Our findings confirmed that T-D neural flow uses lower frequency ranges than B-U, but also point to a more complex picture than the previously hypothesized γ-up β-down scheme6,18,33,34,35,36,37. In left auditory regions, we detected GC B-U peaks in the δ-frequency range (1–3 Hz), indicating that very low frequencies were also involved in B-U transfer (Table 1). Cross-frequency coupling did not only confirm this effect but further showed that the phase of δ-activity sampled in left A1 was associated with a modulation of high γ-power (80–100 Hz) in left AAC (Fig. 4). The fact that this effect dominated in the left hemisphere (Supplementary Fig. 3) could reflect (i) that γ-activity in AAC was more pronounced in left than right AAC (Fig. 2), (ii) that the low-frequency phase-locking of responses (Supplementary Fig. 4) and stimulus/brain correlations (Fig. 2) were stronger in left than right A1, (iii) or both. At any rate, the left dominance in δ/γ-coupling presumably reflects some aspects of the functional specialization of left auditory regions in speech processing42. Importantly, the spectral division of B-U and T-D information transfer appears partly flexible, depending on cognitive demands and/or on the interaction of stimulus rhythms with local oscillatory properties.

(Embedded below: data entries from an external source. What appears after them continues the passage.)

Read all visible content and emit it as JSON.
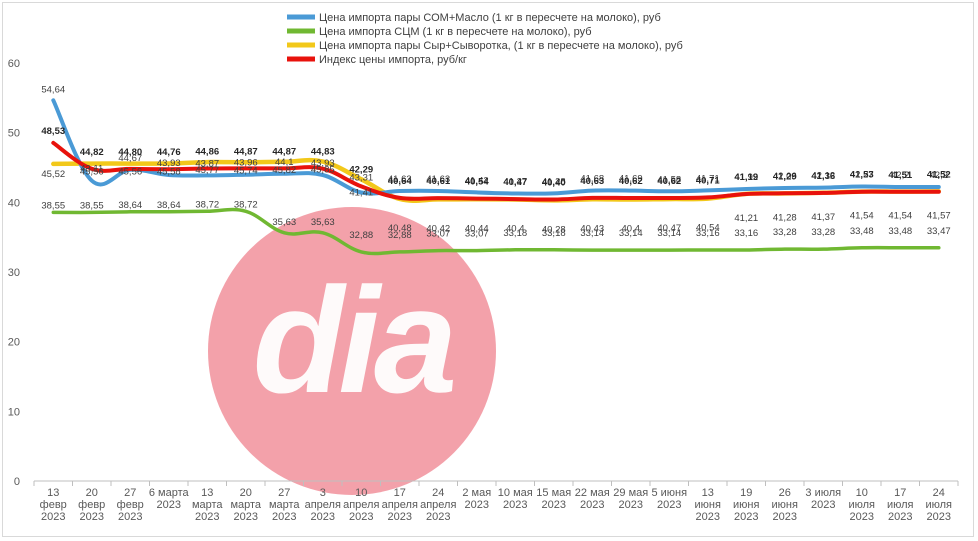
{
  "chart_data": {
    "type": "line",
    "ylim": [
      0,
      60
    ],
    "yticks": [
      0,
      10,
      20,
      30,
      40,
      50,
      60
    ],
    "grid": false,
    "legend_position": "top",
    "categories": [
      [
        "13",
        "февр",
        "2023"
      ],
      [
        "20",
        "февр",
        "2023"
      ],
      [
        "27",
        "февр",
        "2023"
      ],
      [
        "6 марта",
        "2023"
      ],
      [
        "13",
        "марта",
        "2023"
      ],
      [
        "20",
        "марта",
        "2023"
      ],
      [
        "27",
        "марта",
        "2023"
      ],
      [
        "3",
        "апреля",
        "2023"
      ],
      [
        "10",
        "апреля",
        "2023"
      ],
      [
        "17",
        "апреля",
        "2023"
      ],
      [
        "24",
        "апреля",
        "2023"
      ],
      [
        "2 мая",
        "2023"
      ],
      [
        "10 мая",
        "2023"
      ],
      [
        "15 мая",
        "2023"
      ],
      [
        "22 мая",
        "2023"
      ],
      [
        "29 мая",
        "2023"
      ],
      [
        "5 июня",
        "2023"
      ],
      [
        "13",
        "июня",
        "2023"
      ],
      [
        "19",
        "июня",
        "2023"
      ],
      [
        "26",
        "июня",
        "2023"
      ],
      [
        "3 июля",
        "2023"
      ],
      [
        "10",
        "июля",
        "2023"
      ],
      [
        "17",
        "июля",
        "2023"
      ],
      [
        "24",
        "июля",
        "2023"
      ]
    ],
    "series": [
      {
        "name": "Цена импорта пары СОМ+Масло  (1 кг в пересчете на молоко), руб",
        "color": "#4a9ad6",
        "values": [
          54.64,
          43.11,
          44.67,
          43.93,
          43.87,
          43.96,
          44.1,
          43.93,
          41.41,
          41.63,
          41.63,
          41.42,
          41.27,
          41.28,
          41.68,
          41.69,
          41.58,
          41.71,
          41.92,
          42.06,
          42.12,
          42.27,
          42.2,
          42.2
        ],
        "labels": [
          "54,64",
          "43,11",
          "44,67",
          "43,93",
          "43,87",
          "43,96",
          "44,1",
          "43,93",
          "41,41",
          "41,63",
          "41,63",
          "41,42",
          "41,27",
          "41,28",
          "41,68",
          "41,69",
          "41,58",
          "41,71",
          "41,92",
          "42,06",
          "42,12",
          "42,27",
          "42,2",
          "42,2"
        ]
      },
      {
        "name": "Цена импорта СЦМ (1 кг в пересчете на молоко), руб",
        "color": "#70b832",
        "values": [
          38.55,
          38.55,
          38.64,
          38.64,
          38.72,
          38.72,
          35.63,
          35.63,
          32.88,
          32.88,
          33.07,
          33.07,
          33.18,
          33.18,
          33.14,
          33.14,
          33.14,
          33.16,
          33.16,
          33.28,
          33.28,
          33.48,
          33.48,
          33.47
        ],
        "labels": [
          "38,55",
          "38,55",
          "38,64",
          "38,64",
          "38,72",
          "38,72",
          "35,63",
          "35,63",
          "32,88",
          "32,88",
          "33,07",
          "33,07",
          "33,18",
          "33,18",
          "33,14",
          "33,14",
          "33,14",
          "33,16",
          "33,16",
          "33,28",
          "33,28",
          "33,48",
          "33,48",
          "33,47"
        ]
      },
      {
        "name": "Цена импорта пары Сыр+Сыворотка, (1 кг в пересчете на молоко), руб",
        "color": "#f2c81a",
        "values": [
          45.52,
          45.56,
          45.56,
          45.58,
          45.77,
          45.74,
          45.82,
          45.85,
          43.31,
          40.48,
          40.42,
          40.44,
          40.4,
          40.28,
          40.43,
          40.4,
          40.47,
          40.54,
          41.21,
          41.28,
          41.37,
          41.54,
          41.54,
          41.57
        ],
        "labels": [
          "45,52",
          "45,56",
          "45,56",
          "45,58",
          "45,77",
          "45,74",
          "45,82",
          "45,85",
          "43,31",
          "40,48",
          "40,42",
          "40,44",
          "40,4",
          "40,28",
          "40,43",
          "40,4",
          "40,47",
          "40,54",
          "41,21",
          "41,28",
          "41,37",
          "41,54",
          "41,54",
          "41,57"
        ]
      },
      {
        "name": "Индекс цены импорта, руб/кг",
        "color": "#e8120c",
        "values": [
          48.53,
          44.82,
          44.8,
          44.76,
          44.86,
          44.87,
          44.87,
          44.83,
          42.29,
          40.64,
          40.61,
          40.54,
          40.47,
          40.4,
          40.63,
          40.62,
          40.62,
          40.71,
          41.19,
          41.29,
          41.36,
          41.53,
          41.51,
          41.52
        ],
        "labels": [
          "48,53",
          "44,82",
          "44,80",
          "44,76",
          "44,86",
          "44,87",
          "44,87",
          "44,83",
          "42,29",
          "40,64",
          "40,61",
          "40,54",
          "40,47",
          "40,40",
          "40,63",
          "40,62",
          "40,62",
          "40,71",
          "41,19",
          "41,29",
          "41,36",
          "41,53",
          "41,51",
          "41,52"
        ]
      }
    ]
  },
  "watermark": {
    "text": "dia",
    "color": "#f08a95"
  }
}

The current results do not only show a spectral division but also suggest a time division of labour between B-U and T-D processes. The analysis of temporal modulations of GC TF representations (Fig. 5) revealed the presence of significant slow fluctuations (1–3 Hz) of GC in the γ-frequency range, suggesting that B-U and T-D information sequentially dominated over periods of ~300–500 ms. What could determine the regular alternation of B-U- and T-D-dominant periods at this slow rate remains unclear at this point. It could result from time constants that are specific to speech. It has been shown that predicting forthcoming speech involves a syllable-based mechanism43, which is roughly compatible with 300 ms predictive segments. Alternatively, slow modulations could be entirely driven by endogenous δ- or α-rhythms, whose phase (i) determines whether a stimulus is going to be detected at the sensory level44,45,46 and (ii) indexes the dynamics of sequential information processing at higher stages47. In this respect, it would be interesting to obtain similar data from the visual modality with less temporally structured stimuli, and assess to what extent the timing of GC is stimulus driven, or emerges from properties of the brain organization.

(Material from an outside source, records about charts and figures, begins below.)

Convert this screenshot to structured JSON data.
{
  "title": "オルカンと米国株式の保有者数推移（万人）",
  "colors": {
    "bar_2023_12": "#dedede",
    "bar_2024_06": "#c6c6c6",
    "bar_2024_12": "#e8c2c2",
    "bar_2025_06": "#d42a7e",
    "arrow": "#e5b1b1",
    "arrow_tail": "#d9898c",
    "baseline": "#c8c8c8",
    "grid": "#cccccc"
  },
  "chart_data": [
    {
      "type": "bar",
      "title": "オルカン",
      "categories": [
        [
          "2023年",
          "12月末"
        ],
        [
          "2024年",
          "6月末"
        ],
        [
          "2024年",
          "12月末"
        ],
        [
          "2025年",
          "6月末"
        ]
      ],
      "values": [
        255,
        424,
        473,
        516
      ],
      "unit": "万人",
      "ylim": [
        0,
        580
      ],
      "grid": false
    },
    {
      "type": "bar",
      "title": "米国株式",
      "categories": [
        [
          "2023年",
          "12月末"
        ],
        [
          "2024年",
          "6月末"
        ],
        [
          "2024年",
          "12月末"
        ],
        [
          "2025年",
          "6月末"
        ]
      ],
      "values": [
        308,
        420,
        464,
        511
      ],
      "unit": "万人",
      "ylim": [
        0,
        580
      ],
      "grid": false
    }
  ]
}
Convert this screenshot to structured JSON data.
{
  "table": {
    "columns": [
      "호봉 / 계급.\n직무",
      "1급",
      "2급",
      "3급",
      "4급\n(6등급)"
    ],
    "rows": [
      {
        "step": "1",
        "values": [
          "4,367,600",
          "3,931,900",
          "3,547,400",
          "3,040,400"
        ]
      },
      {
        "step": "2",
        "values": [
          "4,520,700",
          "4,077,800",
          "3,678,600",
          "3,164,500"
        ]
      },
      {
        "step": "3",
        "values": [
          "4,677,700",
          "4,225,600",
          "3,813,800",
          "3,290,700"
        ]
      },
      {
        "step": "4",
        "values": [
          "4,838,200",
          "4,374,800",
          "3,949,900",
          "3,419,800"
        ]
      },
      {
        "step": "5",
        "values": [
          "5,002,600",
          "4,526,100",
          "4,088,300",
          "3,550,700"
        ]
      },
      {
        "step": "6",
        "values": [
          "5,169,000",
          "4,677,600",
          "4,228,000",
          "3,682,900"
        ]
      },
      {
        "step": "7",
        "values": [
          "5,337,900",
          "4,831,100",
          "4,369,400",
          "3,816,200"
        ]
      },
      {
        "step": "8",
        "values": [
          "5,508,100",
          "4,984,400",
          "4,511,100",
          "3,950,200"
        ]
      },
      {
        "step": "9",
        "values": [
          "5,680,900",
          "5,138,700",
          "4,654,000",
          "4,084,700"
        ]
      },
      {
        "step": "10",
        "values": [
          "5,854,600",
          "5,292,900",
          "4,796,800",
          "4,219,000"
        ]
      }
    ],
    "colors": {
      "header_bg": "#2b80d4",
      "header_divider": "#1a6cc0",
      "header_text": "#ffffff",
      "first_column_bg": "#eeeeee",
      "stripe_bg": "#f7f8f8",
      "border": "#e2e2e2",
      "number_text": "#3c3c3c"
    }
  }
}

The main advantage of spectral multiplexing is to prevent interferences during multiple and continuous information transfer using the same physical support. In the cortex, BU and TD information travel via separate vectors13 but information unmixing, by, for example, multiplexing, is required in relays where ascending and descending information converge and are integrated (that is, superficial layers). The modulation of neuronal spiking (here approximated by local high γ-activity28) at distinct, δ–β versus γ, rates could be an efficient means to achieve it. Alternatively, interferences could be avoided by using a single information channel, with time windows during which B-U or T-D dominates. Although the observed spectral division between B-U and T-D information flows (Fig. 3) supports the former scenario, temporal alternation of ascending and descending information (GC modulations; Fig. 5) supports the latter scenario. Although frequency and time division are not conceptually incompatible, the use of both mechanisms for directional information transfer appears computationally redundant. The presence of effects in the δ (1–3 Hz) range for both spectral (Figs 3 and 4) and time (Fig. 5) division is fairly compatible with the predictive coding framework. This reflects the fact that both B-U and T-D tend to fluctuate at δ-rate (Fig. 5), while being predominantly oriented towards the B-U direction (Fig. 3 and Supplementary Fig. 3). Such an asymmetry in information flow is in line with the proposal that T-D message passing results from the accumulation of B-U evidence, as this process could translate in the co-occurrence of a continuous B-U accumulation of prediction errors and a discontinuous T-D prediction flow. More generally, the present results are consistent with predictive coding models in the sense that T-D predictions of auditory input rest on a nonlinear mapping from higher-level representations, as shown by the nonlinear cross-regional phase–amplitude coupling results (Fig. 4).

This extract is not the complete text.